Złotko – o czym jest serial Sweetpea z Ellą Purnell?
Produkcja Sky, u nas z trzymiesięcznym opóźnieniem startująca na platformie SkyShowtime, to w założeniu połączenie czarnej komedii i dramatu. Nie znam książki, chociaż z opisu wydaje się nawet bardziej pokręcona niż adaptacja, w której Kirstie Swain ("Ucieczka") sporo podobno pozmieniała w stosunku do oryginału. Ale serial też jest w założeniach nieźle absurdalny. Rhiannon Lewis (Ella Purnell, "Fallout"), recepcjonistka w gazecie, z traumą prześladowań z czasów szkolnych, zdystansowaną, mieszkającą za granicą siostrą i niezaangażowanym potencjalnym chłopakiem, Craigiem (Jon Pointing, "Starstruck"), daje wszystkim sobą pomiatać. I chociaż w myślach tworzy listę osób, które chciałaby zabić, to pokornie znosi swój los osoby popychanej (także dosłownie), pomijanej, niemal niewidzialnej.
Tragiczne okoliczności sprawiają, że w Rhiannon coś pęka i dziewczyna wciela mordercze rozważania w czyn.
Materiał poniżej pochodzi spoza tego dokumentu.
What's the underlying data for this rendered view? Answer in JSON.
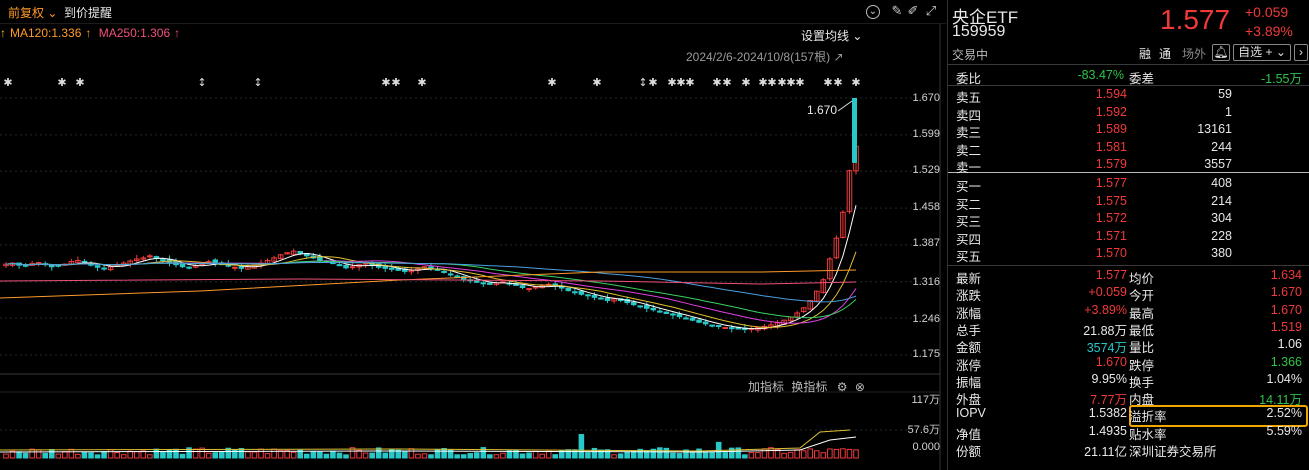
{
  "toolbar": {
    "adjust_label": "前复权",
    "alert_label": "到价提醒"
  },
  "ma": [
    {
      "label": "MA120:1.336",
      "arrow": "↑",
      "color": "#ff9a2a"
    },
    {
      "label": "MA250:1.306",
      "arrow": "↑",
      "color": "#f0507a"
    }
  ],
  "ma_arrow_first": "↑",
  "settings_label": "设置均线",
  "date_range": "2024/2/6-2024/10/8(157根)",
  "high_label": "1.670",
  "price_ticks": [
    "1.670",
    "1.599",
    "1.529",
    "1.458",
    "1.387",
    "1.316",
    "1.246",
    "1.175"
  ],
  "indicator": {
    "add_label": "加指标",
    "swap_label": "换指标"
  },
  "vol_ticks": [
    "117万",
    "57.6万",
    "0.000"
  ],
  "quote": {
    "name": "央企ETF",
    "code": "159959",
    "price": "1.577",
    "change": "+0.059",
    "change_pct": "+3.89%",
    "status": "交易中",
    "tag_rong": "融",
    "tag_tong": "通",
    "tag_changwai": "场外",
    "watch_label": "自选 +"
  },
  "order_ratio": {
    "label1": "委比",
    "value1": "-83.47%",
    "label2": "委差",
    "value2": "-1.55万"
  },
  "asks": [
    {
      "label": "卖五",
      "price": "1.594",
      "vol": "59"
    },
    {
      "label": "卖四",
      "price": "1.592",
      "vol": "1"
    },
    {
      "label": "卖三",
      "price": "1.589",
      "vol": "13161"
    },
    {
      "label": "卖二",
      "price": "1.581",
      "vol": "244"
    },
    {
      "label": "卖一",
      "price": "1.579",
      "vol": "3557"
    }
  ],
  "bids": [
    {
      "label": "买一",
      "price": "1.577",
      "vol": "408"
    },
    {
      "label": "买二",
      "price": "1.575",
      "vol": "214"
    },
    {
      "label": "买三",
      "price": "1.572",
      "vol": "304"
    },
    {
      "label": "买四",
      "price": "1.571",
      "vol": "228"
    },
    {
      "label": "买五",
      "price": "1.570",
      "vol": "380"
    }
  ],
  "stats": [
    {
      "l1": "最新",
      "v1": "1.577",
      "c1": "red",
      "l2": "均价",
      "v2": "1.634",
      "c2": "red"
    },
    {
      "l1": "涨跌",
      "v1": "+0.059",
      "c1": "red",
      "l2": "今开",
      "v2": "1.670",
      "c2": "red"
    },
    {
      "l1": "涨幅",
      "v1": "+3.89%",
      "c1": "red",
      "l2": "最高",
      "v2": "1.670",
      "c2": "red"
    },
    {
      "l1": "总手",
      "v1": "21.88万",
      "c1": "white",
      "l2": "最低",
      "v2": "1.519",
      "c2": "red"
    },
    {
      "l1": "金额",
      "v1": "3574万",
      "c1": "cyan",
      "l2": "量比",
      "v2": "1.06",
      "c2": "white"
    },
    {
      "l1": "涨停",
      "v1": "1.670",
      "c1": "red",
      "l2": "跌停",
      "v2": "1.366",
      "c2": "green"
    },
    {
      "l1": "振幅",
      "v1": "9.95%",
      "c1": "white",
      "l2": "换手",
      "v2": "1.04%",
      "c2": "white"
    },
    {
      "l1": "外盘",
      "v1": "7.77万",
      "c1": "red",
      "l2": "内盘",
      "v2": "14.11万",
      "c2": "green"
    },
    {
      "l1": "IOPV",
      "v1": "1.5382",
      "c1": "white",
      "l2": "溢折率",
      "v2": "2.52%",
      "c2": "white"
    },
    {
      "l1": "净值",
      "v1": "1.4935",
      "c1": "white",
      "l2": "贴水率",
      "v2": "5.59%",
      "c2": "white"
    },
    {
      "l1": "份额",
      "v1": "21.11亿",
      "c1": "white",
      "l2": "深圳证券交易所",
      "v2": "",
      "c2": "white"
    }
  ],
  "chart_data": {
    "type": "candlestick",
    "date_range": "2024/2/6-2024/10/8",
    "bars": 157,
    "ylim": [
      1.175,
      1.67
    ],
    "last_high": 1.67,
    "price_ticks": [
      1.67,
      1.599,
      1.529,
      1.458,
      1.387,
      1.316,
      1.246,
      1.175
    ],
    "close_path": [
      1.35,
      1.352,
      1.348,
      1.346,
      1.351,
      1.353,
      1.349,
      1.345,
      1.347,
      1.35,
      1.355,
      1.357,
      1.352,
      1.348,
      1.344,
      1.341,
      1.345,
      1.349,
      1.352,
      1.356,
      1.36,
      1.362,
      1.366,
      1.361,
      1.357,
      1.353,
      1.349,
      1.345,
      1.343,
      1.347,
      1.351,
      1.355,
      1.352,
      1.349,
      1.346,
      1.344,
      1.342,
      1.345,
      1.348,
      1.352,
      1.357,
      1.362,
      1.368,
      1.372,
      1.375,
      1.371,
      1.366,
      1.362,
      1.357,
      1.354,
      1.351,
      1.347,
      1.343,
      1.345,
      1.349,
      1.352,
      1.348,
      1.344,
      1.342,
      1.34,
      1.338,
      1.336,
      1.338,
      1.341,
      1.345,
      1.342,
      1.338,
      1.334,
      1.33,
      1.325,
      1.321,
      1.318,
      1.315,
      1.313,
      1.311,
      1.314,
      1.316,
      1.312,
      1.309,
      1.305,
      1.303,
      1.306,
      1.309,
      1.311,
      1.308,
      1.304,
      1.299,
      1.295,
      1.292,
      1.289,
      1.286,
      1.283,
      1.28,
      1.283,
      1.28,
      1.276,
      1.272,
      1.268,
      1.265,
      1.262,
      1.259,
      1.255,
      1.252,
      1.249,
      1.246,
      1.242,
      1.238,
      1.235,
      1.232,
      1.23,
      1.228,
      1.226,
      1.225,
      1.224,
      1.226,
      1.228,
      1.23,
      1.233,
      1.237,
      1.242,
      1.248,
      1.256,
      1.266,
      1.28,
      1.298,
      1.32,
      1.36,
      1.4,
      1.45,
      1.53,
      1.577
    ],
    "volume_ticks": [
      "117万",
      "57.6万",
      "0.000"
    ]
  }
}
I to nie raz. A że jej gazeta będzie prowadziła dziennikarskie śledztwo w sprawie zbrodni, morderczyni znajdzie się w środku poszukiwań sprawczyni, którą jest ona sama. Na dodatek wpadnie w oko początkującemu reporterowi (Calam Lynch, "Bridgertonowie"), wreszcie dostanie też okazję, by zaimponować naczelnemu (Jeremy Swift, "Ted Lasso"). I tylko spotykanie w okolicy Julii (Nicôle Lecky, "Mood"), dawnej licealnej nemezis, prześladującej Rhiannon, a teraz epatującej swoim idealnym życiem, przywołuje demony, z którymi antybohaterka serialu chętnie poradziłaby sobie odkrytą właśnie krwawą metodą.
Wszystko to brzmi, jakby miało być co najmniej interesująco, nawet jeśli całość oparto na konwencji wymagającej przyjęcia z całym dobrodziejstwem inwentarza. Problem w tym, że mnie jakoś zupełnie nie wciągnęło, chociaż nie uważam, że to szczególnie zły serial, nad którym chciałabym się znęcać, wypunktowując wady. Nie ma ich wcale tak wiele, przynajmniej tych wyraźnych.
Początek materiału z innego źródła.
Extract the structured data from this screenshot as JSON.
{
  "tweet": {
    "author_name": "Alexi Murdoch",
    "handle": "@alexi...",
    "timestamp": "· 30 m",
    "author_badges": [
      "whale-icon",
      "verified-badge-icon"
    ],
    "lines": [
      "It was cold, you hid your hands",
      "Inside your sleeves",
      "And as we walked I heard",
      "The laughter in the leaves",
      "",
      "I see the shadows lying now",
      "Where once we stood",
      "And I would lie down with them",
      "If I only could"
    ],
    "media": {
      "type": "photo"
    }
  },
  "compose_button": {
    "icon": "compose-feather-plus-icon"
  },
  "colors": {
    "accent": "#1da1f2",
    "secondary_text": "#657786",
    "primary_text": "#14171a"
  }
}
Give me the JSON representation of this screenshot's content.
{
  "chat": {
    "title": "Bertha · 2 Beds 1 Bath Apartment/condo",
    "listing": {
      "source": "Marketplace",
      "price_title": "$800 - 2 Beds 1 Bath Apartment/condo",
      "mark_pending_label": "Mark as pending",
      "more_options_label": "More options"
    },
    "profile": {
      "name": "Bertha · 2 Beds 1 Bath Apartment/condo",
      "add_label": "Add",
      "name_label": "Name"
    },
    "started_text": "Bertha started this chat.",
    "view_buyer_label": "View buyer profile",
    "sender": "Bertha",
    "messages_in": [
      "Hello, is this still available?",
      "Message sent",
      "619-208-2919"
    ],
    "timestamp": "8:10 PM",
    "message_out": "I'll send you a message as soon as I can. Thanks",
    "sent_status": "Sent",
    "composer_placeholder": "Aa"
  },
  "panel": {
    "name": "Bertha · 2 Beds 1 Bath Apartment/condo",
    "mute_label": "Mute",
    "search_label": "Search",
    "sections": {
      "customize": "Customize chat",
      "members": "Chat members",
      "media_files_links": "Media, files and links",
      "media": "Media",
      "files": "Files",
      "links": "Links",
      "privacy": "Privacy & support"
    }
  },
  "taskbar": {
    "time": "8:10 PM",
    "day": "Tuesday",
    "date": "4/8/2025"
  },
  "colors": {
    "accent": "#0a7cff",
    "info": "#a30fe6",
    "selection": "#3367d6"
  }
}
Jest to jednak równocześnie serial zaskakująco, jak na gatunek i pomysł wyjściowy, nijaki. Konwencji, w tym mrocznej scenografii i kolejnych makabresek, starcza na krótko, a potem po prostu oglądamy, jak bohaterka zabija i próbuje uniknąć złapania przez szybko wpadającą na jej trop policjantkę (Leah Harvey, "Fundacja"), której jednak nikt nie słucha, bo jest Rhiannon swojego komisariatu.
Złotko to czarna komedia i dramat o zemście
Konfrontacje tych dwóch kobiet są jedną z jaśniejszych (chociaż mrocznych) stron serialu, bo podobieństwo doświadczeń i frustracji uzupełnione zostaje zasadniczą różnicą: tym, co każda z nich ze swoją chęcią zemsty robi. Z innych zalet: Purnell jest niewątpliwie świetna, celowo przerysowując swoją specyficzną postać, ale i subtelniej pokazując jej przejście od zahukanej myszki do kobiety coraz większego sukcesu. Głos, postawa, spojrzenie – aktorka, mająca dobry, falloutowy rok, tu gra postać zupełnie inną, odmienną też mocno od tej z "Yellowjackets", i może pokazać spektrum warsztatu. Doskonała jest też muzyka, co nie dziwi, bo napisała ją Isobel Waller-Bridge. Trafnie, nawet jeśli niezbyt subtelnie (w którymś momencie nabierająca drapieżności Rhiannon śpiewa "Roar" Katy Perry), dobrano też piosenkowe hity słyszane w serialu.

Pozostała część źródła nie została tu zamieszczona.